On Mitchell’s 12 p.m. ET MSNBC show on Friday, Stengel wailed: “And when people see that our own Secretary of State doesn’t bring journalists with him, that he doesn’t take questions, that he’s not transparent, what that does is it empowers these autocratic countries to not take questions themselves....it implicitly empowers these autocratic regimes.” Mitchell replied: “I agree with you completely.” 
At the top of the show, Mitchell played a clip of herself yelling questions at Tillerson during a N.A.T.O. meeting in Brussels: “What would you like to see N.A.T.O. do on ISIS, Mr. Secretary?! Would you possibly take a few questions, sir?!”
She later teed up Stengel to denounce the Trump cabinet official: “...he left here without taking questions. He continues to avoid, you know, media interactions....What about the public diplomacy aspects of the job, which you know so well, that was part of your mandate?” 
It has become a favorite pastime of Mitchell’s to hurl questions at Tillerson during photo-ops with world leaders and other public appearances in order to get footage of him not responding. She then goes on television and breathlessly accuses the Secretary of avoiding the press. All of it done in an effort to portray herself as the heroic journalist taking on the stonewalling Trump administration.
While it’s certainly fair for journalists to request more access to government officials and want their questions answered, it’s completely irresponsible to accuse those officials of somehow aiding brutal dictators when they chose not to engage with journalists in a  rticular 
Here are excerpts from Mitchell’s March 31 MSNBC show:
12:01 PM ET
ANDREA MITCHELL: And Presidential Envoy. Secretary of State Rex Tillerson here at N.A.T.O. headquarters, calling on N.A.T.O. to do more against terrorism.
REX TILLERSON: We want to discuss how we can build on N.A.T.O.’s already important involvement in the fight to defeat ISIS and other counterterrorism actions that N.A.T.O. can provide that ultimately bring stability to the Middle East. So I'm delighted to be here and it's good to see all of you.
MITCHELL: What would you like to see N.A.T.O. do on ISIS, Mr. Secretary?! Would you possibly take a few questions, sir?!
(...)
12:37 PM ET
ANDREA MITCHELL: And Rick Stengel, he [Secretary of State Rex Tillerson] left here without taking questions.
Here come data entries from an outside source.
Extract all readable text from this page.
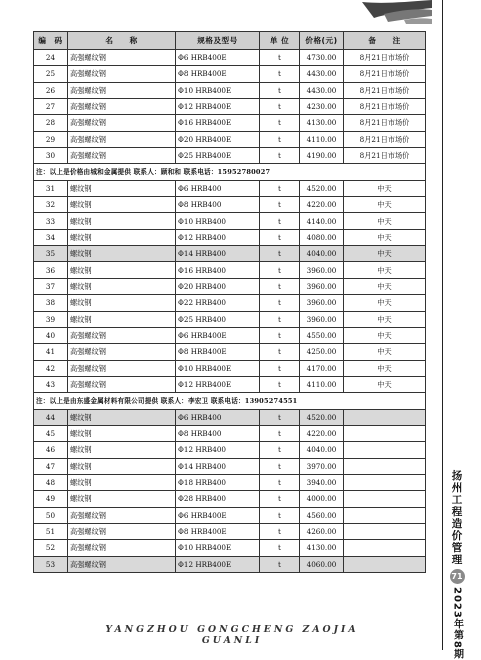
编　码	名　　称	规格及型号	单 位	价格(元)	备　　注
24	高强螺纹钢	Φ6 HRB400E	t	4730.00	8月21日市场价
25	高强螺纹钢	Φ8 HRB400E	t	4430.00	8月21日市场价
26	高强螺纹钢	Φ10 HRB400E	t	4430.00	8月21日市场价
27	高强螺纹钢	Φ12 HRB400E	t	4230.00	8月21日市场价
28	高强螺纹钢	Φ16 HRB400E	t	4130.00	8月21日市场价
29	高强螺纹钢	Φ20 HRB400E	t	4110.00	8月21日市场价
30	高强螺纹钢	Φ25 HRB400E	t	4190.00	8月21日市场价
注：以上是价格由城和金属提供 联系人：顾和和 联系电话：15952780027					
31	螺纹钢	Φ6 HRB400	t	4520.00	中天
32	螺纹钢	Φ8 HRB400	t	4220.00	中天
33	螺纹钢	Φ10 HRB400	t	4140.00	中天
34	螺纹钢	Φ12 HRB400	t	4080.00	中天
35	螺纹钢	Φ14 HRB400	t	4040.00	中天
36	螺纹钢	Φ16 HRB400	t	3960.00	中天
37	螺纹钢	Φ20 HRB400	t	3960.00	中天
38	螺纹钢	Φ22 HRB400	t	3960.00	中天
39	螺纹钢	Φ25 HRB400	t	3960.00	中天
40	高强螺纹钢	Φ6 HRB400E	t	4550.00	中天
41	高强螺纹钢	Φ8 HRB400E	t	4250.00	中天
42	高强螺纹钢	Φ10 HRB400E	t	4170.00	中天
43	高强螺纹钢	Φ12 HRB400E	t	4110.00	中天
注：以上是由东盛金属材料有限公司提供 联系人：李宏卫 联系电话：13905274551					
44	螺纹钢	Φ6 HRB400	t	4520.00	
45	螺纹钢	Φ8 HRB400	t	4220.00	
46	螺纹钢	Φ12 HRB400	t	4040.00	
47	螺纹钢	Φ14 HRB400	t	3970.00	
48	螺纹钢	Φ18 HRB400	t	3940.00	
49	螺纹钢	Φ28 HRB400	t	4000.00	
50	高强螺纹钢	Φ6 HRB400E	t	4560.00	
51	高强螺纹钢	Φ8 HRB400E	t	4260.00	
52	高强螺纹钢	Φ10 HRB400E	t	4130.00	
53	高强螺纹钢	Φ12 HRB400E	t	4060.00	
YANGZHOU GONGCHENG ZAOJIA GUANLI
扬州工程造价管理
71
2023年第8期
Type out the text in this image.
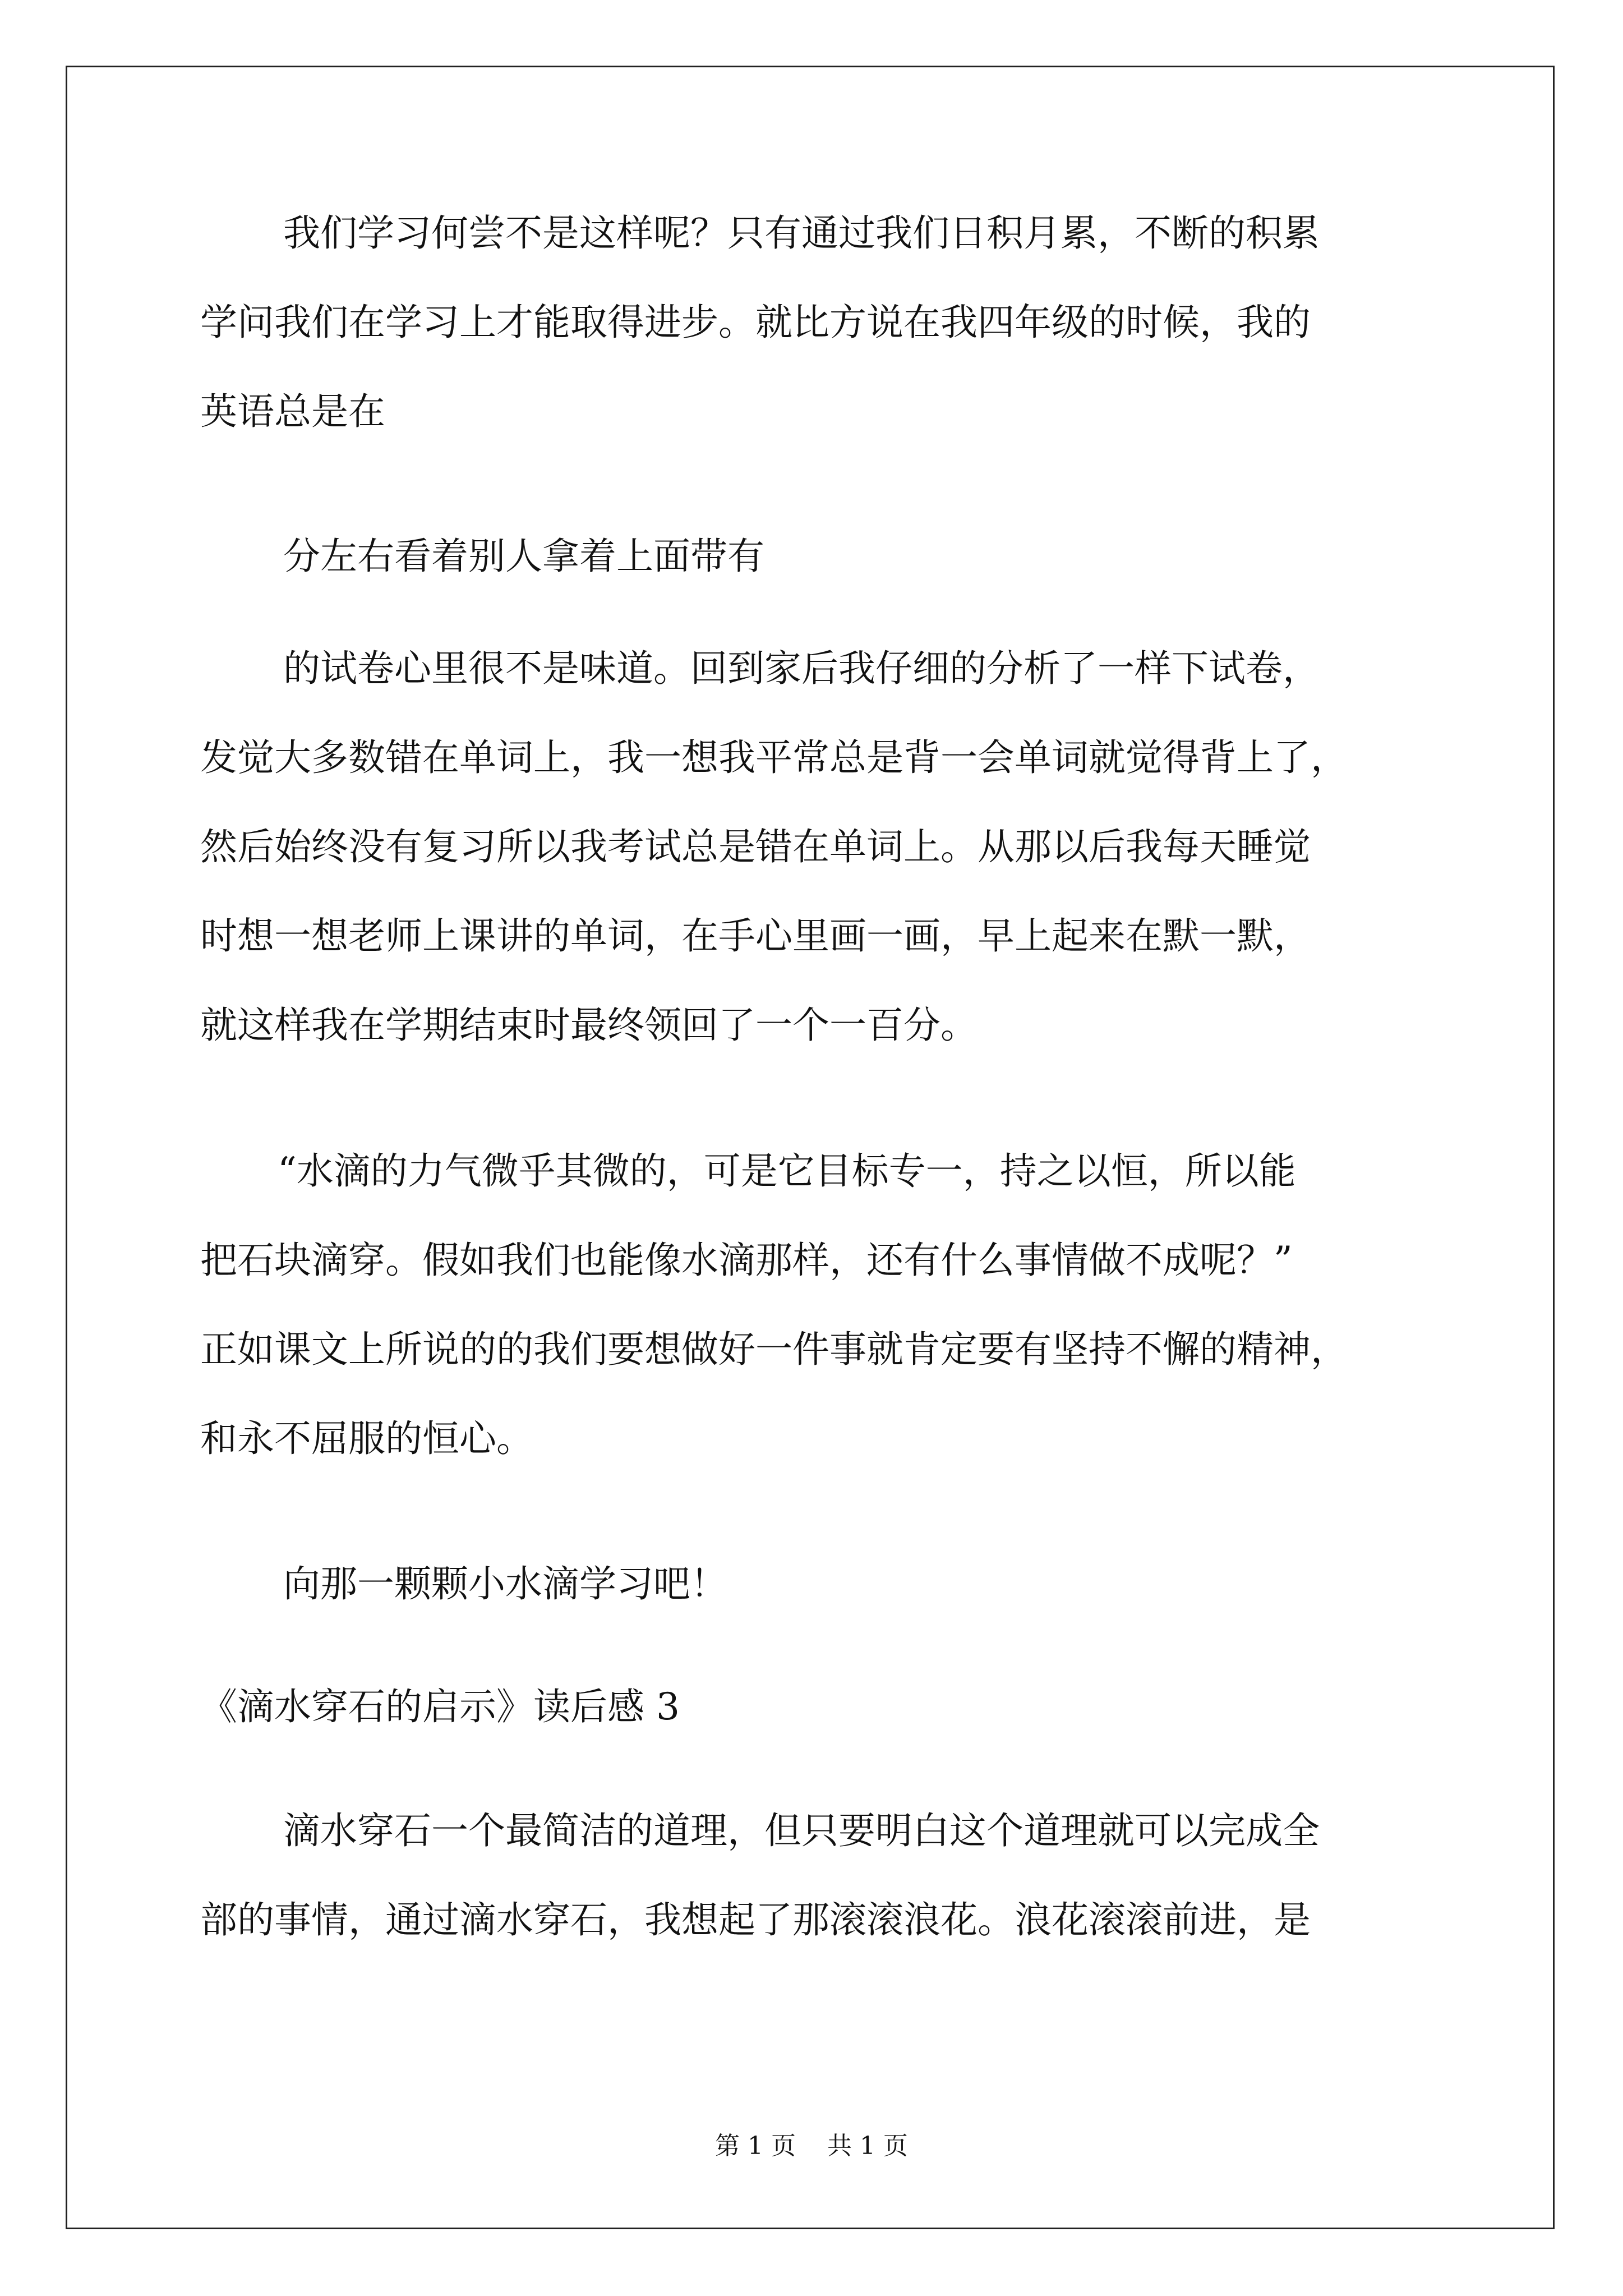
我们学习何尝不是这样呢？只有通过我们日积月累，不断的积累
学问我们在学习上才能取得进步。就比方说在我四年级的时候，我的
英语总是在
分左右看着别人拿着上面带有
的试卷心里很不是味道。回到家后我仔细的分析了一样下试卷，
发觉大多数错在单词上，我一想我平常总是背一会单词就觉得背上了，
然后始终没有复习所以我考试总是错在单词上。从那以后我每天睡觉
时想一想老师上课讲的单词，在手心里画一画，早上起来在默一默，
就这样我在学期结束时最终领回了一个一百分。
“水滴的力气微乎其微的，可是它目标专一，持之以恒，所以能
把石块滴穿。假如我们也能像水滴那样，还有什么事情做不成呢？”
正如课文上所说的的我们要想做好一件事就肯定要有坚持不懈的精神，
和永不屈服的恒心。
向那一颗颗小水滴学习吧！
《滴水穿石的启示》读后感 3
滴水穿石一个最简洁的道理，但只要明白这个道理就可以完成全
部的事情，通过滴水穿石，我想起了那滚滚浪花。浪花滚滚前进，是
第 1 页    共 1 页
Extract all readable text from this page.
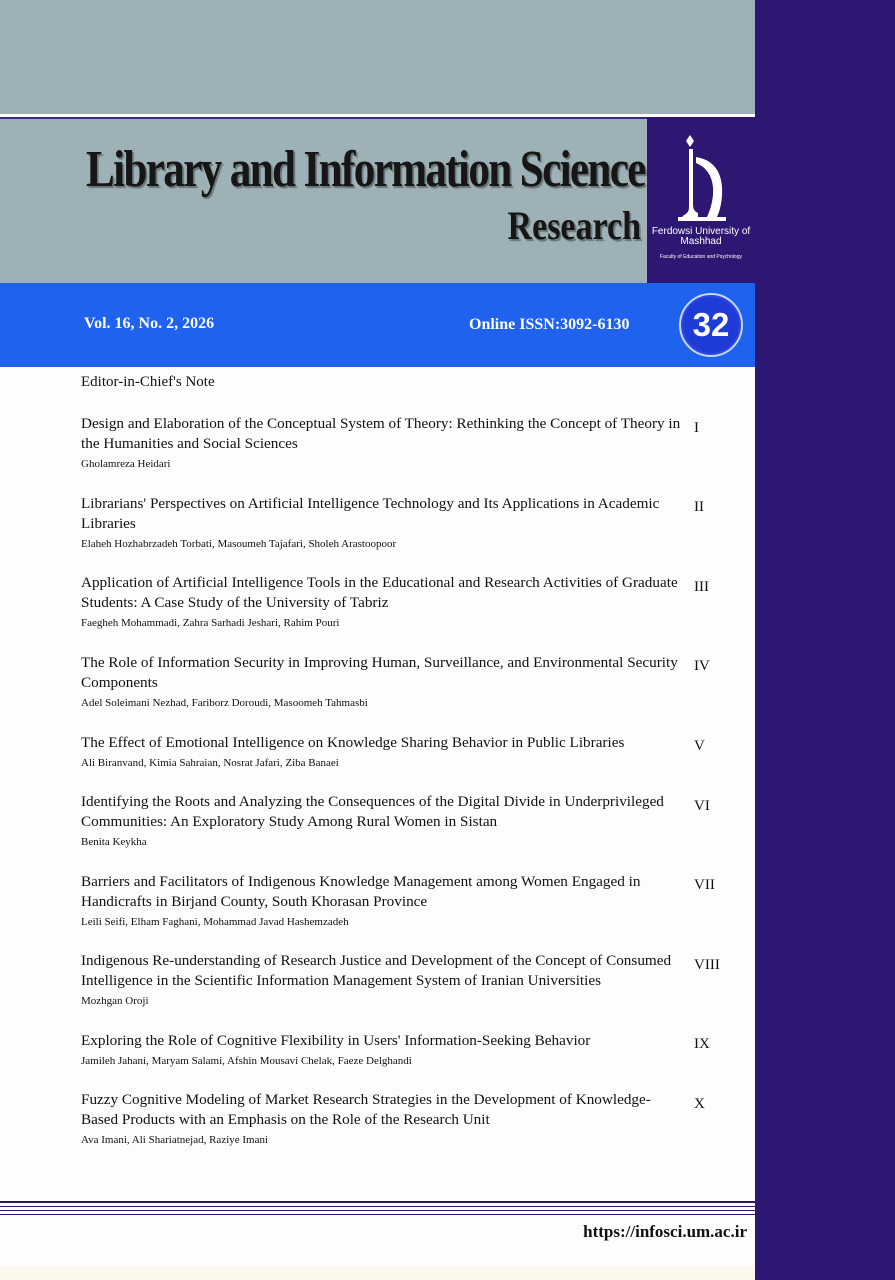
Library and Information Science
Research	Ferdowsi University of Mashhad
Faculty of Education and Psychology
Vol. 16, No. 2, 2026	Online ISSN:3092-6130	32
Editor-in-Chief's Note
Design and Elaboration of the Conceptual System of Theory: Rethinking the Concept of Theory in the Humanities and Social Sciences
Gholamreza Heidari
I
Librarians' Perspectives on Artificial Intelligence Technology and Its Applications in Academic Libraries
Elaheh Hozhabrzadeh Torbati, Masoumeh Tajafari, Sholeh Arastoopoor
II
Application of Artificial Intelligence Tools in the Educational and Research Activities of Graduate Students: A Case Study of the University of Tabriz
Faegheh Mohammadi, Zahra Sarhadi Jeshari, Rahim Pouri
III
The Role of Information Security in Improving Human, Surveillance, and Environmental Security Components
Adel Soleimani Nezhad, Fariborz Doroudi, Masoomeh Tahmasbi
IV
The Effect of Emotional Intelligence on Knowledge Sharing Behavior in Public Libraries
Ali Biranvand, Kimia Sahraian, Nosrat Jafari, Ziba Banaei
V
Identifying the Roots and Analyzing the Consequences of the Digital Divide in Underprivileged Communities: An Exploratory Study Among Rural Women in Sistan
Benita Keykha
VI
Barriers and Facilitators of Indigenous Knowledge Management among Women Engaged in Handicrafts in Birjand County, South Khorasan Province
Leili Seifi, Elham Faghani, Mohammad Javad Hashemzadeh
VII
Indigenous Re-understanding of Research Justice and Development of the Concept of Consumed Intelligence in the Scientific Information Management System of Iranian Universities
Mozhgan Oroji
VIII
Exploring the Role of Cognitive Flexibility in Users' Information-Seeking Behavior
Jamileh Jahani, Maryam Salami, Afshin Mousavi Chelak, Faeze Delghandi
IX
Fuzzy Cognitive Modeling of Market Research Strategies in the Development of Knowledge-Based Products with an Emphasis on the Role of the Research Unit
Ava Imani, Ali Shariatnejad, Raziye Imani
X
https://infosci.um.ac.ir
He continues to avoid, you know, media interactions. He did have a news conference in Turkey yesterday. What about the public diplomacy aspects of the job, which you know so well, that was part of your mandate?
RICK STENGEL [FMR. U.S. UNDER SECY. OF STATE]: Yes, I think it’s unfortunate, Andrea. When you’re the Secretary of State, you are, in effect, the ambassador for American foreign policy around the world. You are the representative of that. You’re the articulator of that.
And when people see that our own Secretary of State doesn’t bring journalists with him, that he doesn’t take questions, that he’s not transparent, what that does is it empowers these autocratic countries to not take questions themselves. And to not, you know, be transparent. He just came from Turkey, where Turkey imprisons more journalist than any other country in the world, and he only brought two American journalists and didn’t take questions. What that does is it implicitly empowers these autocratic regimes.
MITCHELL: And I agree with you completely. He did take two questions at a news conference, I understand, but he certainly did not bring in the press corps as previous secretaries going back to Harry Kissinger all have. And that’s a very important symbol as well.